The method which is called for f(; x=1) is Core.kwcall(...) as correctly given by @which. However, that method is not a method of function f but a method of function Core.kwcall, as indicated by its name, so it won’t appear in methods(f). Actually, the only method that appears in methods(f) is that which is called with f(), which throws an UndefKeywordError error: you can indeed check that:
julia> (@which f()) == only(methods(f))
true
The full details of the inner workings of keywods arguments are given in the dev docs: Julia Functions · The Julia Language
and as you can see there, whenever a method with keyword arguments is defined in the code, multiple methods are actually defined, so if you wanted to collect all the relevant methods for your example case here, there would be the one in methods(f), the Core.kwcall one you can get from @which, and a last one found as methods(var"#f#1")… however the number at the end (here 1) depends on how many keyword argument methods were defined before, and it is an implementation detail of the compiler, I don’t know if there is a proper way to retrieve that name var"#f#1".
It’s not exactly a matter of finding the method specializations but rather finding the method itself. But even though I can’t really recommend it as part of a workflow, you can always do:
julia> f(; x) = 2x
f (generic function with 1 method)
julia> f(y; x1, x2) = y*(x1 + 2x2)
f (generic function with 2 methods)
julia> kwfunctions = eval.(filter(x -> startswith(String(x), "#f#"), names(Main; all=true, imported=false)))
2-element Vector{Function}:
#f#1 (generic function with 1 method)
#f#2 (generic function with 1 method)
julia> [Base.specializations(only(methods(x))) for x in kwfunctions]
2-element Vector{Base.MethodSpecializations}:
Base.MethodSpecializations(svec())
Base.MethodSpecializations(svec())
julia> f(; x=36)
72
julia> [Base.specializations(only(methods(x))) for x in kwfunctions]

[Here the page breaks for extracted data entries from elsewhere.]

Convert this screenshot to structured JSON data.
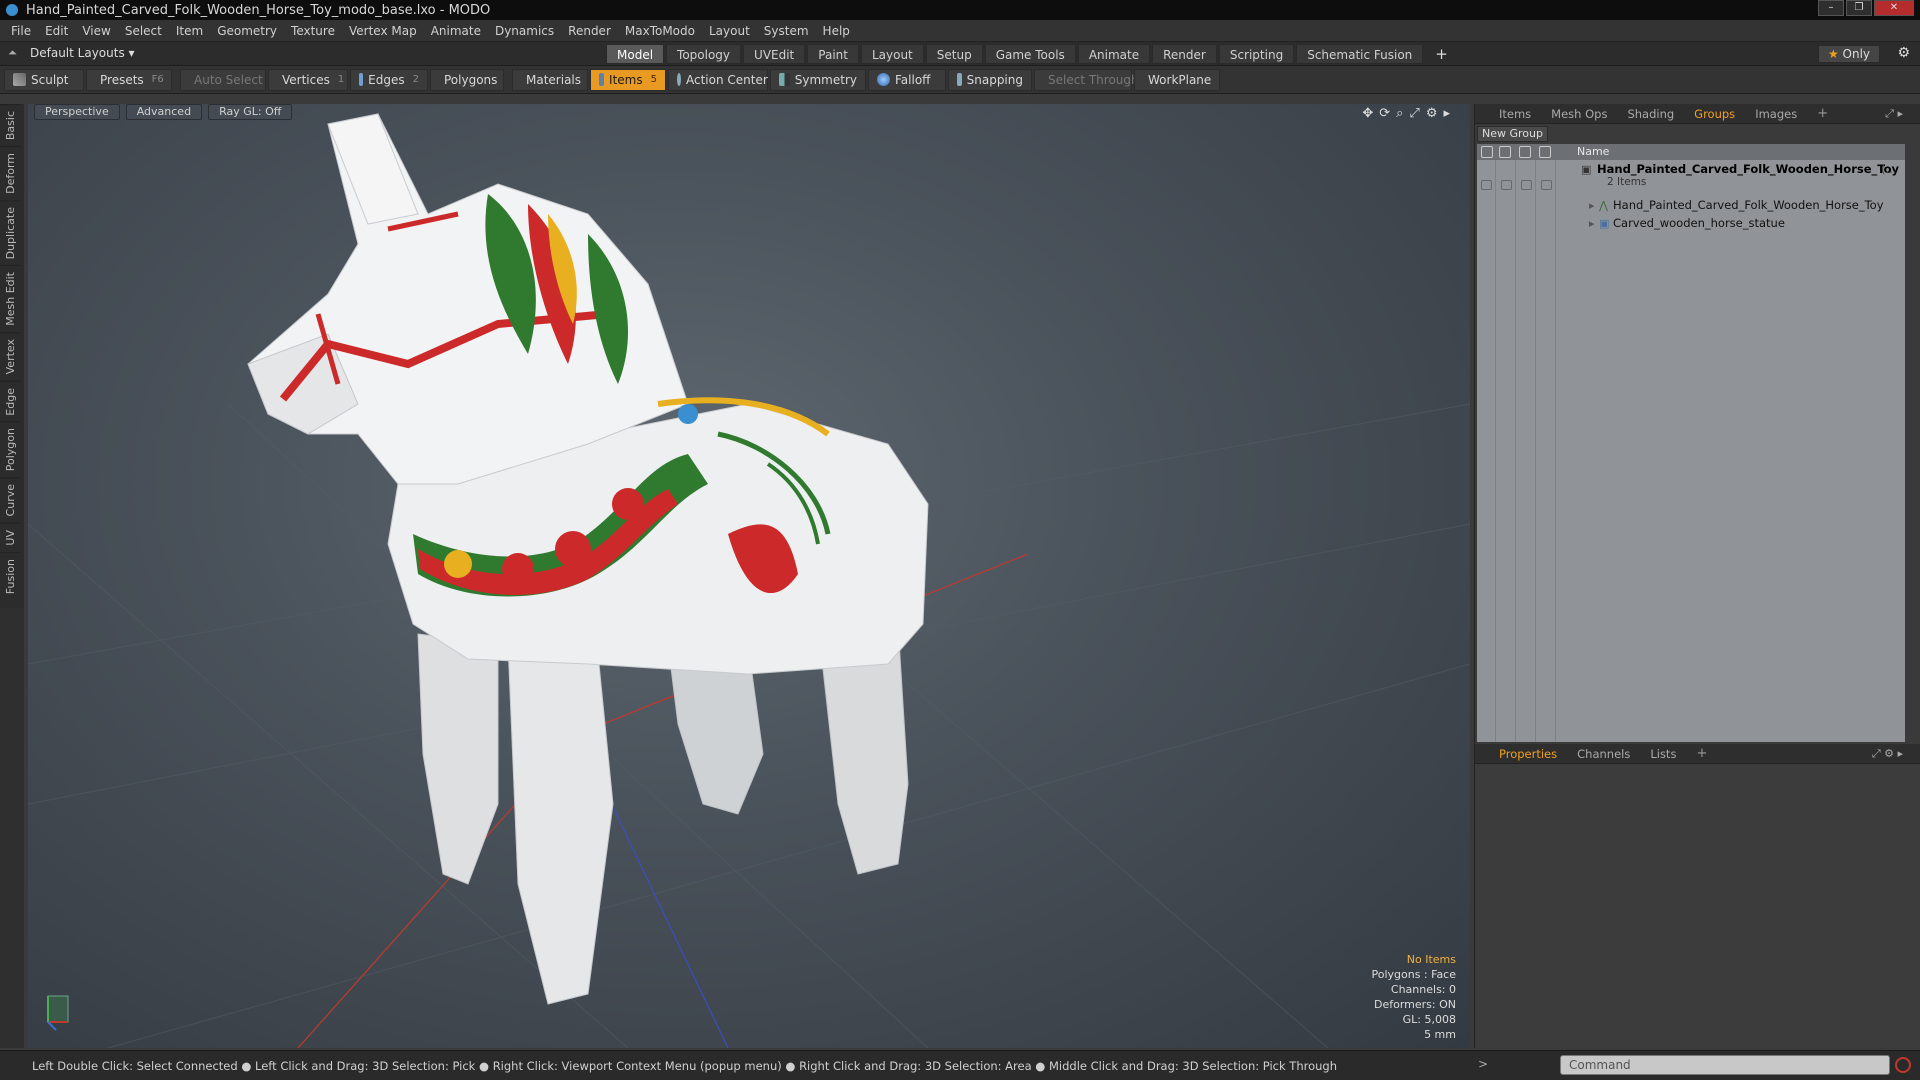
{
  "window": {
    "title": "Hand_Painted_Carved_Folk_Wooden_Horse_Toy_modo_base.lxo - MODO",
    "controls": [
      "–",
      "❐",
      "✕"
    ]
  },
  "menu": [
    "File",
    "Edit",
    "View",
    "Select",
    "Item",
    "Geometry",
    "Texture",
    "Vertex Map",
    "Animate",
    "Dynamics",
    "Render",
    "MaxToModo",
    "Layout",
    "System",
    "Help"
  ],
  "layout_selector": "Default Layouts ▾",
  "mode_tabs": [
    "Model",
    "Topology",
    "UVEdit",
    "Paint",
    "Layout",
    "Setup",
    "Game Tools",
    "Animate",
    "Render",
    "Scripting",
    "Schematic Fusion"
  ],
  "mode_tab_add": "+",
  "only_button": {
    "star": "★",
    "label": "Only"
  },
  "toolbar": {
    "sculpt": "Sculpt",
    "presets": "Presets",
    "presets_key": "F6",
    "auto_select": "Auto Select",
    "vertices": "Vertices",
    "vertices_count": "1",
    "edges": "Edges",
    "edges_count": "2",
    "polygons": "Polygons",
    "materials": "Materials",
    "items": "Items",
    "items_count": "5",
    "action_center": "Action Center",
    "symmetry": "Symmetry",
    "falloff": "Falloff",
    "snapping": "Snapping",
    "select_through": "Select Through",
    "workplane": "WorkPlane"
  },
  "left_tabs": [
    "Basic",
    "Deform",
    "Duplicate",
    "Mesh Edit",
    "Vertex",
    "Edge",
    "Polygon",
    "Curve",
    "UV",
    "Fusion"
  ],
  "viewport": {
    "view": "Perspective",
    "shading": "Advanced",
    "raygl": "Ray GL: Off",
    "info": {
      "selection": "No Items",
      "polygons": "Polygons : Face",
      "channels": "Channels: 0",
      "deformers": "Deformers: ON",
      "gl": "GL: 5,008",
      "scale": "5 mm"
    }
  },
  "status_bar": "Left Double Click: Select Connected ● Left Click and Drag: 3D Selection: Pick ● Right Click: Viewport Context Menu (popup menu) ● Right Click and Drag: 3D Selection: Area ● Middle Click and Drag: 3D Selection: Pick Through",
  "groups_panel": {
    "tabs": [
      "Items",
      "Mesh Ops",
      "Shading",
      "Groups",
      "Images"
    ],
    "active_tab": "Groups",
    "add": "+",
    "new_group": "New Group",
    "name_header": "Name",
    "group": {
      "name": "Hand_Painted_Carved_Folk_Wooden_Horse_Toy",
      "suffix": "(...",
      "count": "2 Items",
      "children": [
        "Hand_Painted_Carved_Folk_Wooden_Horse_Toy",
        "Carved_wooden_horse_statue"
      ]
    }
  },
  "properties_panel": {
    "tabs": [
      "Properties",
      "Channels",
      "Lists"
    ],
    "active_tab": "Properties",
    "add": "+"
  },
  "command": {
    "placeholder": "Command"
  },
  "colors": {
    "accent": "#f0a020",
    "items_active": "#e89a22",
    "horse_red": "#cc2a2a",
    "horse_green": "#2f7a2f",
    "horse_yellow": "#e8b020"
  }
}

2-element Vector{Base.MethodSpecializations}:
Base.MethodSpecializations(MethodInstance for var"#f#1"(::Int64, ::typeof(f)))
Base.MethodSpecializations(svec())
julia> f(14; x1=13.6, x2=4//5)
212.79999999999998
julia> [Base.specializations(only(methods(x))) for x in kwfunctions]
2-element Vector{Base.MethodSpecializations}:
Base.MethodSpecializations(MethodInstance for var"#f#1"(::Int64, ::typeof(f)))
Base.MethodSpecializations(MethodInstance for var"#f#2"(::Float64, ::Rational{Int64}, ::typeof(f), ::Int64))
Method specializations are internal details of the language’s implementation, which are subject to changes across versions and aren’t part of the language’s standard. If you make base language API that “gets a method’s specializations”, you effectively force method specializations into the language standard and limit the implementations. This sort of reflection will at best be an unstable, implementation-specific, third-party library.
That’s right, and actually even Base.specializations is not part of the public API, as you can see from the REPL documentation:
help?> Base.specializations
│ Warning
│
│ The following bindings may be internal; they may change or be removed in future versions:
│
│ • Base.specializations
I find this kind of question very interesting to learn how the internals of the language work, but you can’t rely on the hack I showed before (or even Base.specializations thus) for production purpose.
I appreciate the caution that I’m venturing into non-public API. I was just trying to learn about methods and dispatch vs specialization, and am not relying on these internals for production.